JAVASATU.COM-MALANG- Pasca Jalan Tol Malang-Pandaan (Mapan) dioperasikan, jalur menuju Surabaya dari Malang dan sebaliknya melalui depan pasar Lawang menjadi relatif lebih lengang. Bahkan, pengguna jalur dari kedua arah tersebut mampu memacu laju kendaraan dengan kecepatan tinggi.

Lega, mungkin itu yang dirasakan pengendara roda empat maupun roda dua tujuan Surabaya dan tujuan Malang melalui depan pasar Lawang, karena arus lalu lintas tak lagi macet seperti tahun sebelumnya. Seolah pengendara meluapkan kebahagiaannya dalam menikmati jalur depan pasar Lawang tersebut. Tak jarang pengguna roda dua sesekali menarik tuas dengan kencang sehingga laju kendaraan bertambah cepat.
Namun, dibalik kebahagiaan pengguna jalan di jalur Malang-Surabaya dan sebaliknya, ada kesedihan bagi juru parkir di sepanjang jalan Thamrin Lawang pasca jalan tol dioperasikan. Wajah sedih dan cemas itu terlihat pada raut muka juru parkir di jalan Thamrin, Lawang, Kabupaten Malang Suparto (67), karena pendapatan orang tua itu surut sejak tol Mapan beroperasi.
“Setelah tol dibuka sekarang ini saya parkir hanya dapat Rp 30 ribu,” jelas Suparto, Minggu (20/7/2019).
Dengan ucapan lirih, Pria kelahiran tahun 1952 itu bercerita sejak jalan tol Malang-Pandaan dibuka, jalanan dari dua arah di jalan Thamrin menjadi sepi meski telah memasuki musim arus mudik Lebaran. Bahkan, kini jarang ada kendaraan parkir untuk membeli makanan di tenda tenda makanan depan pasar Lawang. Padahal sebelum tol Mapan dioperasikan, sejak pagi hingga siang kendaraan roda empat dan roda dua berjajar parkir di areal penjual makanan tenda di lokasi itu.
“Kalau dulu macet di sini, setengah hari saja hasil parkir bisa mencapai Rp 60 hingga 80 ribu. Orang orang parkir cari makan. Sekarang sepi jarang kendaraan berhenti,” tukasnya.
Kendati pendapatan turun drastis hingga 50 persen, tetapi setoran parkir tetap sebesar Rp 20 ribu. Akibatnya kini dsri pendapatan kotor Rp 30 ribu hanya tersisa Rp 10 ribi sehari. Kondisi itu berbeda dengan belum ada tol Malang-Pandaan. Pria bercucu tujuh itu masih mampu mengumpulkan uang sisa setoran hingga Rp 60 ribu.

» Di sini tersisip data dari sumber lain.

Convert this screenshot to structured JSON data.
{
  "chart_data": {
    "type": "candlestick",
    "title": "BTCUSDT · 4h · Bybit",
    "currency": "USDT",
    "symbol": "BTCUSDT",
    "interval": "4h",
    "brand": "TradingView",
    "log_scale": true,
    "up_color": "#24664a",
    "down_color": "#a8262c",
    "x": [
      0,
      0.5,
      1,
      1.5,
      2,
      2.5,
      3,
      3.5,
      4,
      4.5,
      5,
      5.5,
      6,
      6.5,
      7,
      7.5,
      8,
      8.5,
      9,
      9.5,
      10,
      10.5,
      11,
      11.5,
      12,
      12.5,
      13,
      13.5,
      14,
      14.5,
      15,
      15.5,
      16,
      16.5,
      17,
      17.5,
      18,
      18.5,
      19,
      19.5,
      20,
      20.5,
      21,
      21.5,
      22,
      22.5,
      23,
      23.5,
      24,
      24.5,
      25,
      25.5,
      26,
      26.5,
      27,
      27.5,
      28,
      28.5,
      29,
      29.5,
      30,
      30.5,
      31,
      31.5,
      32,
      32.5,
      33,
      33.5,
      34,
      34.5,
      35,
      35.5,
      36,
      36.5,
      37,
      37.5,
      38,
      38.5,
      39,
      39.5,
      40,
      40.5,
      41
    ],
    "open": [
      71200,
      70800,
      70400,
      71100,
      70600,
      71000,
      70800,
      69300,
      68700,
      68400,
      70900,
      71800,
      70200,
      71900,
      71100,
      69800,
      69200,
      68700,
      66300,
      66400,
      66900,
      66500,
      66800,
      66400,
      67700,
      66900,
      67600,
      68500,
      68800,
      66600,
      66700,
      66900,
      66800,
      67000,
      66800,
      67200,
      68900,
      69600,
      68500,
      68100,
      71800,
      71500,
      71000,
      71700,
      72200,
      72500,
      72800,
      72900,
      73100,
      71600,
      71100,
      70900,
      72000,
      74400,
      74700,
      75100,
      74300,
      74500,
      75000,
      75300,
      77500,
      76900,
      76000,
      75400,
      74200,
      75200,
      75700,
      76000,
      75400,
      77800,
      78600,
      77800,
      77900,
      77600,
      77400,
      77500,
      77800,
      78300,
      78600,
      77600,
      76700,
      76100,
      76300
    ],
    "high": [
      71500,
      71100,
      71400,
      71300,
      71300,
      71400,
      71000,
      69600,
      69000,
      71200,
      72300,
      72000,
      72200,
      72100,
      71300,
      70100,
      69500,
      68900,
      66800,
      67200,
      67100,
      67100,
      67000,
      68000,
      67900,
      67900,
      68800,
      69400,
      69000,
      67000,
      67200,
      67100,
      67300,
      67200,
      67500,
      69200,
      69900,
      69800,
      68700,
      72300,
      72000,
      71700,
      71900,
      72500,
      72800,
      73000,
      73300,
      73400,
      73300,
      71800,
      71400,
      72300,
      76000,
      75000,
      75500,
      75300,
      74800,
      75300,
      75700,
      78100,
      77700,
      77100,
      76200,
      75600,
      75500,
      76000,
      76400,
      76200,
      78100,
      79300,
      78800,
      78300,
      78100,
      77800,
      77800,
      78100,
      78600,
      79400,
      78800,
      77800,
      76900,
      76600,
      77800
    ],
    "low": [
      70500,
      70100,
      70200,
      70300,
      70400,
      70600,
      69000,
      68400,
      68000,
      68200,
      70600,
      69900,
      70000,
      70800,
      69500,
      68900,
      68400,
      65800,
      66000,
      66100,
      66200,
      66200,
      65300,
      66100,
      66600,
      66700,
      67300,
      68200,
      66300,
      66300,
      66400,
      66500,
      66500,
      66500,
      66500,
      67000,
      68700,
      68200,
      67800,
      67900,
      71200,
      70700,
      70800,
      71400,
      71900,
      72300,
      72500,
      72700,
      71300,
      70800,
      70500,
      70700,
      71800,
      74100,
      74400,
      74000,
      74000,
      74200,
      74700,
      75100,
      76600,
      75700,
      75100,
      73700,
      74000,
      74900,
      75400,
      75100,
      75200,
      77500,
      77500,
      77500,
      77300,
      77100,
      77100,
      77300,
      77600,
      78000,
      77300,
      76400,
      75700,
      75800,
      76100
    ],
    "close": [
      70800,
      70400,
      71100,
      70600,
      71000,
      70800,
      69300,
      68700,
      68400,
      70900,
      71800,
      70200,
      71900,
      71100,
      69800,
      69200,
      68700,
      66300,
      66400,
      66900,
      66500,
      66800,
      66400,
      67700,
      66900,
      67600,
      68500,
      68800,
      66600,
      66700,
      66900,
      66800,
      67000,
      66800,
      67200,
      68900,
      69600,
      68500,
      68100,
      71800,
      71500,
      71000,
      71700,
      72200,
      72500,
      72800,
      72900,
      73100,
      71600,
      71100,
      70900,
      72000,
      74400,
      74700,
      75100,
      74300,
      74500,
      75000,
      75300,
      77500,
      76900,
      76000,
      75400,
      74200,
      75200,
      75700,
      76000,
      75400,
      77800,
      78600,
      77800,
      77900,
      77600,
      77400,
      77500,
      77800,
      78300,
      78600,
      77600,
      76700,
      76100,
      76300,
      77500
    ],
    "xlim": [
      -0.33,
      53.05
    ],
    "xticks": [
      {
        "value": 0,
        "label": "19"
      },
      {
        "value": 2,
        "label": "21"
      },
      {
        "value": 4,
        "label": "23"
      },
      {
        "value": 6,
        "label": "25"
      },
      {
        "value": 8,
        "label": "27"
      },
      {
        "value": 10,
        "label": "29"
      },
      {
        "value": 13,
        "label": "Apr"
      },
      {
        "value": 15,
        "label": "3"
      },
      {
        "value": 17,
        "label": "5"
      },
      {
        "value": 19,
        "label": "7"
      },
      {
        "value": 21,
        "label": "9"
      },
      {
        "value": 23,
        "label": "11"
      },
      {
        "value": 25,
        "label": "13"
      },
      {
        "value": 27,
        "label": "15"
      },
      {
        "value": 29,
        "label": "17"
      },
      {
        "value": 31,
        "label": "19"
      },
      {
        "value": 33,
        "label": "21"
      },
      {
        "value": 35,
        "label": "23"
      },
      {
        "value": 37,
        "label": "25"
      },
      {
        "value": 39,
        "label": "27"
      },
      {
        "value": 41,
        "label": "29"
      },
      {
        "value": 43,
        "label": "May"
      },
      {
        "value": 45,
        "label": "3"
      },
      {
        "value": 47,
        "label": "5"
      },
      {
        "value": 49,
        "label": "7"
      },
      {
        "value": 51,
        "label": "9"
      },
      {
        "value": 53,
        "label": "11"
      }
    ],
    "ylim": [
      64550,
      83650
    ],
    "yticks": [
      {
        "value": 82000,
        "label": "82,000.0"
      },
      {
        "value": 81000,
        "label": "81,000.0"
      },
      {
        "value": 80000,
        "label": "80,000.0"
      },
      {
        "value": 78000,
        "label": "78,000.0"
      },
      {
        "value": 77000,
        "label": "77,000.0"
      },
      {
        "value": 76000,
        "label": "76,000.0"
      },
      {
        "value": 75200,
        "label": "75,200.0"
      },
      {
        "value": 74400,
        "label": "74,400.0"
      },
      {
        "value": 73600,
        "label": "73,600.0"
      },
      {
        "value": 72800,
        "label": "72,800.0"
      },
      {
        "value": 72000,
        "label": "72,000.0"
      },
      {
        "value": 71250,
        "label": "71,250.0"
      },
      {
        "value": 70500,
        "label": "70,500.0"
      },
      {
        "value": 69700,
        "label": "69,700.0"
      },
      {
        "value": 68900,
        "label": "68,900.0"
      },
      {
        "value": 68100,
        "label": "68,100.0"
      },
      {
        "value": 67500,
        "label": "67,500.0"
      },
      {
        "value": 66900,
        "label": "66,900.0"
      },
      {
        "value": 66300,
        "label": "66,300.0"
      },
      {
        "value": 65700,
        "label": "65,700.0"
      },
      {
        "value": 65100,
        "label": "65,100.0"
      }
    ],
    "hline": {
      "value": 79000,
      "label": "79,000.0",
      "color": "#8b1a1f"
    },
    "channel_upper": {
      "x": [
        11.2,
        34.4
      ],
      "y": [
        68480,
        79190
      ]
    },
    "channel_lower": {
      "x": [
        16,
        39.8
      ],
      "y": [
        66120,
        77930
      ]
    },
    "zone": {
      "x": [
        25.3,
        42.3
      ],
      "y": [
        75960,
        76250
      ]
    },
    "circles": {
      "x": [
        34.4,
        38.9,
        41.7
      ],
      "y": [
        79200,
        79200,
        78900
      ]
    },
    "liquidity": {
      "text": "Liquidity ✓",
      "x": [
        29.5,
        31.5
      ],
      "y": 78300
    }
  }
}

” Dulu begini ini (musim mudik;red) masih bisa menabung sisa untuk makan, beda dengan sekarang,” tukasnya.
Kini Suparto tak lagi berfikir untuk menabung karena untuk memenuhi kebutuhan makan sehari hari saja susah dengan hanya berpenghasilan parkir Rp 30 ribu. Apalagi usai disetorkan yang masuk kantong pribadi hanya Rp 10 ribu.
” Buat makan pokok ada uang, ya kalau sore sekarang saya ngerosok (cari barang barang bekas;red) agar bisa bertahan,” tambahnya.
Kini Suparto tetap berusaha sekuat tenaga mengais rejeki di usia yang renta saat ini, asal bisa memenuhi kebutuhan makan dalam kesehariannya. Impian menabung telah sirna pasca pendapatannya turun drastis.(Js1/)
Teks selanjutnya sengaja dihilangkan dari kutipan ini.